The survey conducted between Aug 13-24 asked 1,000 women about safety, time spent travelling and cost of transport in the five of the world's largest commuter cities with underground train networks in five different cultural regions.
The poll of 200 women in each city comes as city authorities globally look at ways to ensure women have safe, efficient transport to reach work, education and healthcare which can help tackle poverty and boost the economy by including women.
In Mexico City 151 women said safety was their top transport concern while 141 women in Cairo saw it as the key issue.
In both cities about three in four women said they were not confident of travelling without sexual harassment or violence.
In Tokyo women also said safety was the top concern, ranked as such by 105 women, but only 15 per cent thought they risked abuse or violence while on the move and strongly backed single-sex train carriages introduced in the city from 2000.
In New York the time spent travelling trumped safety as the top concern for women while in London women were more concerned about the cost of commuting.
Crowding And Chaos
Erika Aguilar, a cleaner who uses Mexico City's bus and metro that carries about 5.6 million people on working days in the city of 21 million, said overcrowding led to assaults, including women groped, and fellow travellers looked away.
"If a woman is being harassed people don't want to get involved.

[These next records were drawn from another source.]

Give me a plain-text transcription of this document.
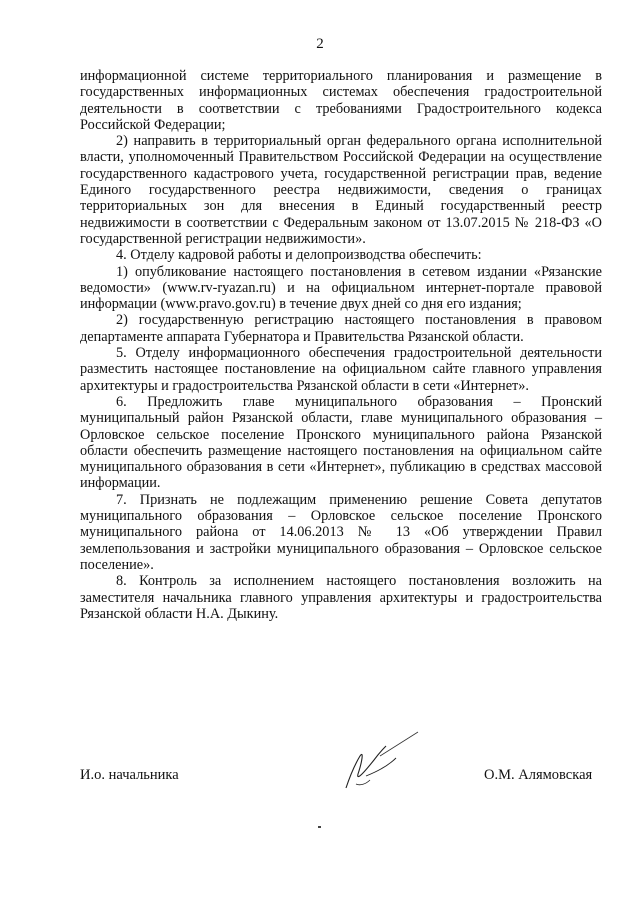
2

информационной системе территориального планирования и размещение в государственных информационных системах обеспечения градостроительной деятельности в соответствии с требованиями Градостроительного кодекса Российской Федерации;

2) направить в территориальный орган федерального органа исполнительной власти, уполномоченный Правительством Российской Федерации на осуществление государственного кадастрового учета, государственной регистрации прав, ведение Единого государственного реестра недвижимости, сведения о границах территориальных зон для внесения в Единый государственный реестр недвижимости в соответствии с Федеральным законом от 13.07.2015 № 218-ФЗ «О государственной регистрации недвижимости».

4. Отделу кадровой работы и делопроизводства обеспечить:

1) опубликование настоящего постановления в сетевом издании «Рязанские ведомости» (www.rv-ryazan.ru) и на официальном интернет-портале правовой информации (www.pravo.gov.ru) в течение двух дней со дня его издания;

2) государственную регистрацию настоящего постановления в правовом департаменте аппарата Губернатора и Правительства Рязанской области.

5. Отделу информационного обеспечения градостроительной деятельности разместить настоящее постановление на официальном сайте главного управления архитектуры и градостроительства Рязанской области в сети «Интернет».

6. Предложить главе муниципального образования – Пронский муниципальный район Рязанской области, главе муниципального образования – Орловское сельское поселение Пронского муниципального района Рязанской области обеспечить размещение настоящего постановления на официальном сайте муниципального образования в сети «Интернет», публикацию в средствах массовой информации.

7. Признать не подлежащим применению решение Совета депутатов муниципального образования – Орловское сельское поселение Пронского муниципального района от 14.06.2013 № 13 «Об утверждении Правил землепользования и застройки муниципального образования – Орловское сельское поселение».

8. Контроль за исполнением настоящего постановления возложить на заместителя начальника главного управления архитектуры и градостроительства Рязанской области Н.А. Дыкину.

И.о. начальника	О.М. Алямовская
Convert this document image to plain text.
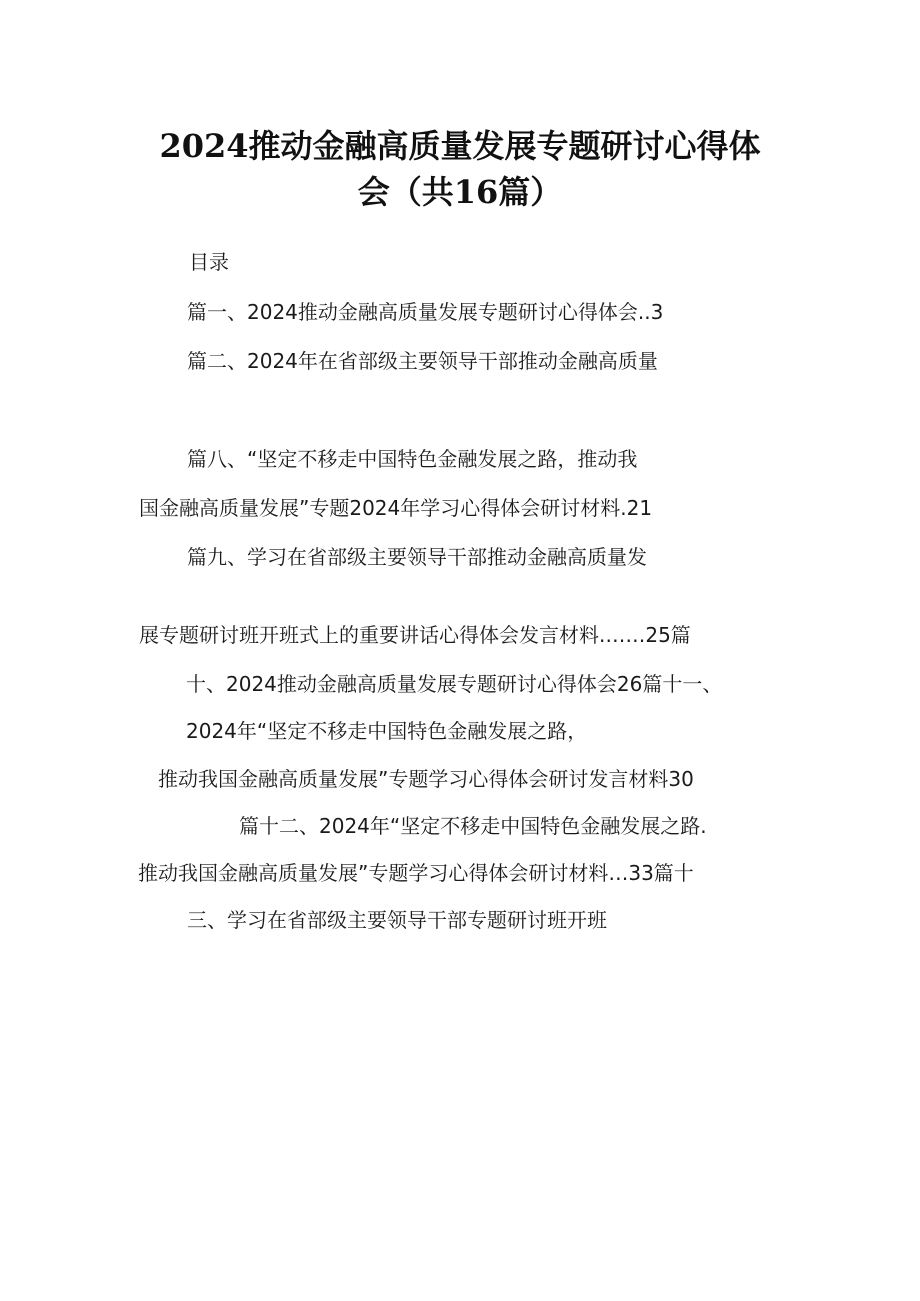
2024推动金融高质量发展专题研讨心得体
会（共16篇）
目录
篇一、2024推动金融高质量发展专题研讨心得体会..3
篇二、2024年在省部级主要领导干部推动金融高质量
篇八、“坚定不移走中国特色金融发展之路，推动我
国金融高质量发展”专题2024年学习心得体会研讨材料.21
篇九、学习在省部级主要领导干部推动金融高质量发
展专题研讨班开班式上的重要讲话心得体会发言材料.……25篇
十、2024推动金融高质量发展专题研讨心得体会26篇十一、
2024年“坚定不移走中国特色金融发展之路，
推动我国金融高质量发展”专题学习心得体会研讨发言材料30
篇十二、2024年“坚定不移走中国特色金融发展之路.
推动我国金融高质量发展”专题学习心得体会研讨材料…33篇十
三、学习在省部级主要领导干部专题研讨班开班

People are afraid to," said Aguilar, 30. "There should be a strict limit on how many people are in each carriage."
Hadeer Khaled, 28, a research coder in Cairo, said authorities needed to be more pro-active to protect women.
"Once people know they are monitored and will be punished, they will behave well. But it's hard to impose control and monitor all kinds of transportation in Cairo," she told the Thomson Reuters Foundation.
Teresa Inchaustegui, head of the Mexican government's National Institute of Women (Inmujeres), said women feel safer in public than private transport which needed more regulation.
She said city authorities were ramping up efforts to improve safety for women on public transport with initiatives such as more cameras, more police, help booths and women-only carriages. Other measures include public awareness raising campaigns aimed at encouraging men not to turn a blind eye when they witness violence against women, Inchaustegui said.
The poll, supported by Uber, found only about a third of women in Mexico City were confident or very confident anyone would help if they were being harassed compared to half in London.
"This is a problem we have tried to combat," Inchaustegui told the Thomson Reuters Foundation.
"Part of it could be to do with being afraid but the other part is due to complicity ... because they consider that men have the right to touch the woman they want."